Terms of settlement had previously been agreed between the pursuer and the first defender at a Pre-Trial Meeting attended by all parties. The respondent lodged a minute contending that the entire case had been settled by way of compromise, which was opposed by the pursuer. It was agreed by both parties that, under the terms of settlement, the first defender had agreed to pay the pursuer £110,000 net of CRU, and that at an early stage of the meeting counsel for the appellant indicated that in his opinion the full value of the claim was above £360,000.

In reaching his decision the sheriff placed reliance upon the terms of the joint minute entered in to between the appellant and the first defenders, in terms of which they concurred in stating to the court that the action as directed against the first defender had settled extra-judicially. He addressed himself to the question of whether the sum agreed represented satisfaction of the appellant’s claim as pled on record. However, shortly after he issued his note, the Inner House issued its decision in Kidd v Lime Rock Management LLP (2021), in light of which parties agreed that the correct question was different.

It was agreed that the correct question was whether the settlement agreement, when viewed in its surrounding circumstances, indicated that the appellant accepted the sum in full and final satisfaction of all his claims for the harm allegedly done by the negligence, not only against the first defender but also against the respondent. Counsel for the appellant submitted that it did not, as the wording of the settlement was specifically directed against the first defender and there was nothing to justify an inference that the terms represented the full measure of his claim.
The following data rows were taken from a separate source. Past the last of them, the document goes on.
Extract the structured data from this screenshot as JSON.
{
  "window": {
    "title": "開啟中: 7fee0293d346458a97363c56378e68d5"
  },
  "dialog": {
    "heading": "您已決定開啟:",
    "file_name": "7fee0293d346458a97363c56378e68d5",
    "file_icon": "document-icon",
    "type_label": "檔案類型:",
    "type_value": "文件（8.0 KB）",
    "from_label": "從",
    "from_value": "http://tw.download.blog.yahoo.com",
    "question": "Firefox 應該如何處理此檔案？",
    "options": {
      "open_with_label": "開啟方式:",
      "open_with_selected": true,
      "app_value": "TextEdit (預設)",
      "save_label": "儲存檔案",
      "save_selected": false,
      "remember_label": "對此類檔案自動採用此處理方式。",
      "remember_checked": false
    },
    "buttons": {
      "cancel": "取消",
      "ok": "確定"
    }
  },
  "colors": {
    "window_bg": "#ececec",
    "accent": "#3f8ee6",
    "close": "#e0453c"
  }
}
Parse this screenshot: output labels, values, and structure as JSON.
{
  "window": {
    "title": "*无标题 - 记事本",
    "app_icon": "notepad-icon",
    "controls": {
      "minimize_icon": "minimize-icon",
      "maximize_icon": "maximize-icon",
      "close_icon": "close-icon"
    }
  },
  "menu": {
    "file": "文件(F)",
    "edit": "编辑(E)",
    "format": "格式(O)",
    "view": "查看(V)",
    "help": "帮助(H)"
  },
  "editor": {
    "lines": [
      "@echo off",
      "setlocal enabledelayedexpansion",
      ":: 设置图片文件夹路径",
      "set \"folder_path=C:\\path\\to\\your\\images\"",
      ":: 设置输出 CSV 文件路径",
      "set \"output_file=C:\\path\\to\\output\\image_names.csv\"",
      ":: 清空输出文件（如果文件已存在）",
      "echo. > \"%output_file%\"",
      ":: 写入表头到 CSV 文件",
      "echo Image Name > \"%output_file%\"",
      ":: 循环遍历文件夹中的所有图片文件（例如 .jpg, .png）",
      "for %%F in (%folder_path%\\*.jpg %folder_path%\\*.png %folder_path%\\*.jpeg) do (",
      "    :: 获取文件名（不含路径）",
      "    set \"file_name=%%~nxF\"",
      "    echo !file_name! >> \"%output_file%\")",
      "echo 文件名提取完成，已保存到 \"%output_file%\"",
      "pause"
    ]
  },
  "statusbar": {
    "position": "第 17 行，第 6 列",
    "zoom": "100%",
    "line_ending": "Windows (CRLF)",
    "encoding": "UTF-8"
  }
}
Counsel went on to submit that it was for the respondent to establish that the appellant had already been fully indemnified, and settlement at approximately one-third of the valuation was inconsistent with that position. There was no basis in law for the settlement of a claim at one-third of the appellant’s loss, reflecting the chances of success against a first defender and other circumstances, to impose a ceiling on the damages recoverable against the respondent.

Not full value

Delivering the opinion of the court, Sheriff Principal Turnbull began by noting: “In our view, nothing turns on the formulation of the question the sheriff asked himself. He carried out a thorough assessment of the authorities quoted. The sheriff’s reasoning proceeds upon two separate considerations: first, the joint minute as between the appellant and the first defender; and, second, the sum agreed as a compromise.”

He continued: “The sheriff’s conclusion that the paragraph within the joint minute as between the appellant and the first defender that dealt with expenses was ‘a clear agreement to pay the whole expenses of the action, as taxed, not simply the expenses quoad the first defender’ is one we cannot support. On any view (quite understandably) that paragraph did not address the expenses of the respondent. The whole expenses of the action were not, as a matter of fact, provided for.”

Applying the test in Kidd, Sheriff Principal Turnbull said: “The terms of the settlement agreement, viewed in its surrounding context, did not indicate that the appellant accepted the sum in full and final satisfaction of all his claims against both the first defender and the respondent. In finding that the terms of settlement agreed between the appellant and the first defender also disposed of the appellant’s case against the respondent, the sheriff erred.”

He concluded, allowing the appeal: “The fact that the settlement with the first defender was for around one-third of the valuation given to the claim by the appellant in his statement of valuation of claim is, in our view, not neutral. There can be many reasons why a pursuer may elect to accept less than the full amount claimed in settlement. The appellant did not receive the full value of his claim from the first defender. The appellant expressly did not accept the settlement in full satisfaction of his claim. The onus was upon the respondent to establish that the appellant had been fully indemnified. The material before the sheriff was insufficient to discharge that onus.”

The case was thereafter remitted to the sheriff to proceed as accords.